MUSE - Naked Truth Poses Again
A novel needs no introduction, if its narrative quality provides attractive bait to hook readers and reel them in. But I’m just an old poet-prophet, destitute of a seasoned novelist’s years of writing fiction. This explanatory preface raises no hopes for a big catch. I’m not even sure it will draw many bites. I merely feel that prospective readers, before investing their time, deserve a word or two about a book’s purpose. If you don’t need or want to know why this story was written, feel free to skip this section and dive into the first chapter, or at least to test its waters.
Some may be baffled by my title, MUSE, wondering if it stands for the mythical name given to personified creative inspiration or for the directive to think over, consider carefully, ponder deeply. But I refuse to tell which one it is. As most poets, I love the fruitful fun of employing double entendre. I even slipped it into my subtitle: Naked Truth Poses Again. So, is she replaying her role as artist’s model or posing again her searching questions? Actually, the reader’s own interaction with the story will determine whether it’s either-or or both-and.
Those familiar with my first two body-acceptance books—Meeting at the River, an annotated novelette, and “Who Said You Were Naked?”, a mixed anthology—will find these prefatory remarks redundant. But new readers should be warned about my continuing mission. I feel divinely called to confront society’s dysfunctional, porno-prudishly sexualized view of the body. This third book again utilizes fiction, especially focusing on a culturally supported context where nude human anatomy is creatively observed, maturely accepted, and respectfully treated. In Meeting at the River, the comparable contextual backdrop was my own years of experiencing normal, nonsexual nudity in hospital nursing. This tale involves another area I’m personally familiar with as well as perpetually thrilled by: art.

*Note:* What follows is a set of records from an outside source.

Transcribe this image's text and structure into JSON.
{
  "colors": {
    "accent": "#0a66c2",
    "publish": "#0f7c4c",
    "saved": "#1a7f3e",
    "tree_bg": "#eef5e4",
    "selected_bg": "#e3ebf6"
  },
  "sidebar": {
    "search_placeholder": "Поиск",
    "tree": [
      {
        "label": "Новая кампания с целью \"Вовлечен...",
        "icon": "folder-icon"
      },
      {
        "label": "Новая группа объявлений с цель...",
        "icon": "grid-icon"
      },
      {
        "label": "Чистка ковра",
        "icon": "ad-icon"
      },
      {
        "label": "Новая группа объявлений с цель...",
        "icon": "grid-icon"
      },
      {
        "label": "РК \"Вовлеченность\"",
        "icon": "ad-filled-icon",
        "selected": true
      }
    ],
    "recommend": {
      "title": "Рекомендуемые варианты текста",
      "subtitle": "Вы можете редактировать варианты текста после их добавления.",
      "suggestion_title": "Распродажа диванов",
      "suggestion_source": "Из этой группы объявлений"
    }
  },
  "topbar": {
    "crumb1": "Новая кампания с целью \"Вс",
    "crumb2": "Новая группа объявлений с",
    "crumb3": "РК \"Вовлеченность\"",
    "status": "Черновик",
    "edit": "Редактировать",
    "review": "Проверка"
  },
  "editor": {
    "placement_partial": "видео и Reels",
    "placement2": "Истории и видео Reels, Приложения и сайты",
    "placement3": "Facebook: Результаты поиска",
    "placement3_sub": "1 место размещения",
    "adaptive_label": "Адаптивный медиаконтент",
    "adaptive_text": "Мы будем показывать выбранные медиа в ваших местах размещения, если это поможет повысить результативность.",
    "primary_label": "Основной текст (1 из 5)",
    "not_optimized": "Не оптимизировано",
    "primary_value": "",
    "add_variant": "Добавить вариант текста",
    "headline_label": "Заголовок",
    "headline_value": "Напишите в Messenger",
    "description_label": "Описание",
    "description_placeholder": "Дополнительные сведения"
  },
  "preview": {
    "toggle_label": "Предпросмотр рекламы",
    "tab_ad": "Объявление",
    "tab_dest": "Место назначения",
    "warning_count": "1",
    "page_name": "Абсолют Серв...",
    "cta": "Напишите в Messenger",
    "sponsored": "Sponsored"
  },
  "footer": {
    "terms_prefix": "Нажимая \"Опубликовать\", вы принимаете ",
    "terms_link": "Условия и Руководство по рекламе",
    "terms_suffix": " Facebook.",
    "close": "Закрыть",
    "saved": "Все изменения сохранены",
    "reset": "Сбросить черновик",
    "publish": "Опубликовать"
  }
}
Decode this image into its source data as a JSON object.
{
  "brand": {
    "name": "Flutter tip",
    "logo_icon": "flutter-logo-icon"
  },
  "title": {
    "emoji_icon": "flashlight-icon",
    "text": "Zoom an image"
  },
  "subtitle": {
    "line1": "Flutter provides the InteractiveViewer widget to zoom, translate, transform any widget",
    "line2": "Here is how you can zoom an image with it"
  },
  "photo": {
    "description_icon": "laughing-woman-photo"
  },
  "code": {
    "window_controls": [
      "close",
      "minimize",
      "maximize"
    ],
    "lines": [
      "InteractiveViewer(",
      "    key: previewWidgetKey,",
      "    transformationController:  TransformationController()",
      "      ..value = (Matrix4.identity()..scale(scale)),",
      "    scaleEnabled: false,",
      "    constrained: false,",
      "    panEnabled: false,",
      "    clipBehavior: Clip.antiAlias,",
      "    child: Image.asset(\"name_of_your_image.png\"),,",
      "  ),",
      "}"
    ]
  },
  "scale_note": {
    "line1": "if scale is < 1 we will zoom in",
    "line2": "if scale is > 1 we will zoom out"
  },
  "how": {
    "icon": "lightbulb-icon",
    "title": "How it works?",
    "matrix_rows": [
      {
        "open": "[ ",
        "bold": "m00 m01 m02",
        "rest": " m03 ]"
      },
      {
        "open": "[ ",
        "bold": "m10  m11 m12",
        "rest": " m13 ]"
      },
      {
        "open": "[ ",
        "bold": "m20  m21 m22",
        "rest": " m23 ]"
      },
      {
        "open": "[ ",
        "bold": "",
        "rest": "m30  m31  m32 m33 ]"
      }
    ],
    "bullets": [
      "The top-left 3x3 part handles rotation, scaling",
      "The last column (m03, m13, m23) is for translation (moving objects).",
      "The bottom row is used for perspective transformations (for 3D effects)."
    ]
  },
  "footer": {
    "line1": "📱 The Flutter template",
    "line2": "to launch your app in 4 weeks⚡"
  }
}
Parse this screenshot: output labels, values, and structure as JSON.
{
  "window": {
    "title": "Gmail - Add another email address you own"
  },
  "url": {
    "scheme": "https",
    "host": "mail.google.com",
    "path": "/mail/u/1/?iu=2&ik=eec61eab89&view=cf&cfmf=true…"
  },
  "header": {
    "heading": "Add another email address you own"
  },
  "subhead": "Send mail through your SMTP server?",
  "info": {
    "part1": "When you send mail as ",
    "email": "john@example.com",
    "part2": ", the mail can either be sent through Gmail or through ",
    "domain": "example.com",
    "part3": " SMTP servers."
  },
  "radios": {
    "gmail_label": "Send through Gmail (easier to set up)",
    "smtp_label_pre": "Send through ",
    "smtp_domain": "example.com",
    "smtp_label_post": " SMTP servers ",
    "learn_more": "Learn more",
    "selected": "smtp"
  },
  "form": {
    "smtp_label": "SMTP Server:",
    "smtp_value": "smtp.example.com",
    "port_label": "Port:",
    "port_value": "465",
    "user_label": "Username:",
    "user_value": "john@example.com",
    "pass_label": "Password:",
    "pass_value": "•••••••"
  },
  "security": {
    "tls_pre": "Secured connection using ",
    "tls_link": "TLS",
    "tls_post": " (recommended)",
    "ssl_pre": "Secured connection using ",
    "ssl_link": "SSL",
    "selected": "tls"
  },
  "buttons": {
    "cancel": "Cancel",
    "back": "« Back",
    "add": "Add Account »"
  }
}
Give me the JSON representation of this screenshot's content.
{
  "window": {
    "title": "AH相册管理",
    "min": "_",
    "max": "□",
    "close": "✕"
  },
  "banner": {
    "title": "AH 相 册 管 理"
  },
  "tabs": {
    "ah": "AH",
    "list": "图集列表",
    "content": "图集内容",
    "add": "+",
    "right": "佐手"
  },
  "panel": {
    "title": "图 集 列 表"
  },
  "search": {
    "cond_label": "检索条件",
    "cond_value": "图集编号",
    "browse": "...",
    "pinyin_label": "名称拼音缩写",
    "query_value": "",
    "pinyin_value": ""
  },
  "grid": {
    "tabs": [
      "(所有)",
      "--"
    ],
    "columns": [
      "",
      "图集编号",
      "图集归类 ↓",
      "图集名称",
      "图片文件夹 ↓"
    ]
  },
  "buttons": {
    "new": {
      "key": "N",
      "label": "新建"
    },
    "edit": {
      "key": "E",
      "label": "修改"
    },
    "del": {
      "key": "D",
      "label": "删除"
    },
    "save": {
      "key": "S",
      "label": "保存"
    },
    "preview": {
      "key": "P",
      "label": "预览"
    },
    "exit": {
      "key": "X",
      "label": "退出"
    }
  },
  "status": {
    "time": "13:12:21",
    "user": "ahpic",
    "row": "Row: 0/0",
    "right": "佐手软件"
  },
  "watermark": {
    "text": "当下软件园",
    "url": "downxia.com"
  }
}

My novel started out as a short story, but as the plot thickened, new chapters kept materializing. In fact, I discovered first hand what I knew about only from rumors, that fictional characters can take a story down unforeseen paths, steering it wherever they wish. Drawing on subconscious reservoirs of thought, they make serendipitous decisions, bypassing the writer’s original plans. While watching this phenomenon play out, I decided to supplement the story’s main theme. Here and there, I slipped a few sub-messages into the scenes, allowing issues to come on stage directly from my own ideas and concerns. After all, shouldn’t I, as an author, have some say-so to add to that of the imaginary personalities I allowed to take control of my drama?
Finally, as with my other books, I aim at and pull the trigger on a special Christian audience: those practicing and preaching the lie of porno-prudery. On this world’s shooting range, they’re not the only guilty targets at which the naked truth needs to be fired. But unfortunately, the ammo loaded here is a liberating message Bible-believing churches have been dodging for years. My sights zero in on the same bullseye Jesus wants to hit: the heart. God delights in “truth in the inward being” (Psalm 51:6, ESV). There He’s able to transform our lives from the inward to the outward. Truth begins by leading us to change our thinking (repentance). But when truth firmly grips our hearts, we change our behavior (reformation).
Truth sets people free; lies keep them bound. One deceptive web Satan spins to capture today’s Christians is a sexualized body. This falsehood traps multitudes in the devastating social evils of pornography, sex addictions, body-shame issues and a growing array of sexual excesses, aberrancies and abuses. For years, many pulpits zealously communicated this sex-focus, sanctimoniously translating it as a “holy” body shame. Such preaching tragically confirmed society’s sexual objectification of our bodies, which were meant to be temples of the Holy Spirit. Such false language has only reinforced our wayward culture’s sexualized treatment of God’s embodied image. My prayerful hope is that this novel’s presentation of the naked truth will help God’s people abandon the unwholesome, sexually-obsessed religious lie they grew up with and to adopt the emancipating truth of a godly, Creator-honoring, mature and healthy body acceptance.